Women more likely to survive heart attack if treated by female doctor


Women more likely to survive heart attack if treated by female doctor

Women have a higher chance of surviving heart attacks when they are treated by female doctors over male doctors, a new study suggests. Therefore, the male doctors might assume the heart attack symptoms experienced by female patients is similar to that of male patients. Women often have heart attacks at an older age, which increases the risk of a more severe one; they might also delay going to the hospital once they have a heart attack, downplaying or misreading their symptoms at first.

Studies have shown that diagnosing the symptoms of a heart attack is more hard to do in women.

Interestingly, the "gender bias" diminished when there were more women in the emergency department, and as men treated more women.

"Our work corroborates prior research showing that female doctors tend to produce better patient outcomes than male doctors", Carnahan said. In this case, 11.8% of men died compared with 12% of women. They showed that women are more likely to die when treated by male doctors, compared to either men treated by male doctors or women treated by female doctors.

"Even though lives should be equally saved, we are seeing this pervasive difference", says study co-author Laura Huang, a professor of business administration at Harvard Business School. Both sexes experience chest pain and discomfort commonly associated with a heart attack, women are more likely to experience shortness of breath, nausea, vomiting, and back or jaw pain.
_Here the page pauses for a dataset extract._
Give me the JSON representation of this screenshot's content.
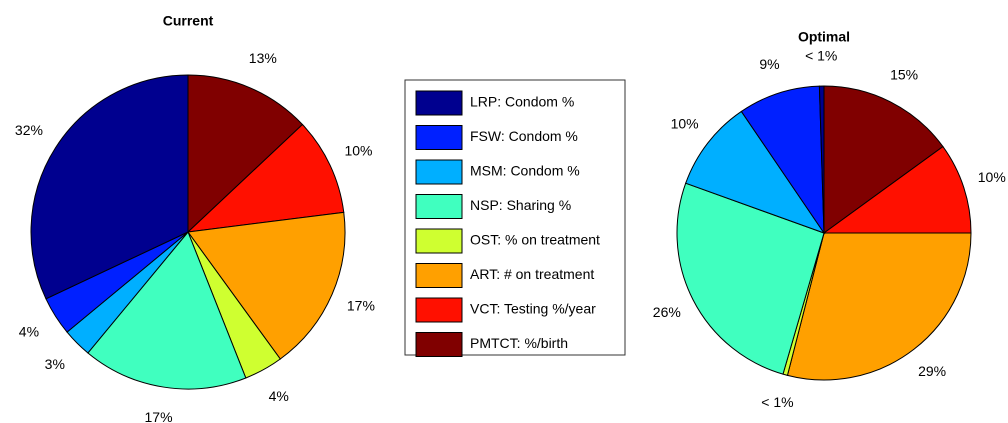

The team analyzed almost two decades of records for every patient admitted to Florida emergency rooms with a heart attack between 1991 and 2010.

Another possible factor could be that female heart attack patients are entering hospitals with gender-specific symptoms that are more readily recognized by female physicians, Greenwood added. But, according to a new study, not if they're treated by female doctors. Either way, the study suggests that when the proportion of female physicians in an emergency department rises by 5 percent, the survival rates of the women treated there rise by 0.4 percentage points.

They found female patients had lower survival rates than male patients when treated by male physicians. That, said Greenwood, could be because female doctors might share their experience in tackling heart attacks in women. Researchers at the University of Minnesota have found that female heart attack patients are more likely to die when treated by a man rather than a woman.

The new study highlights the importance of having "a strong female physician workforce", said Jennifer Haythe, co-director of Columbia Women's Heart Centre at the Columbia University Medical Centre. While it's clear that male physicians are better at taking care of men with heart attacks than women, "it's harder to tell if female physicians have no such gender disparity because their numbers are so small".

Female doctors may also simply be performing at least some parts of the job better than their male counterparts do.

The gender survival difference was highest under male physicians.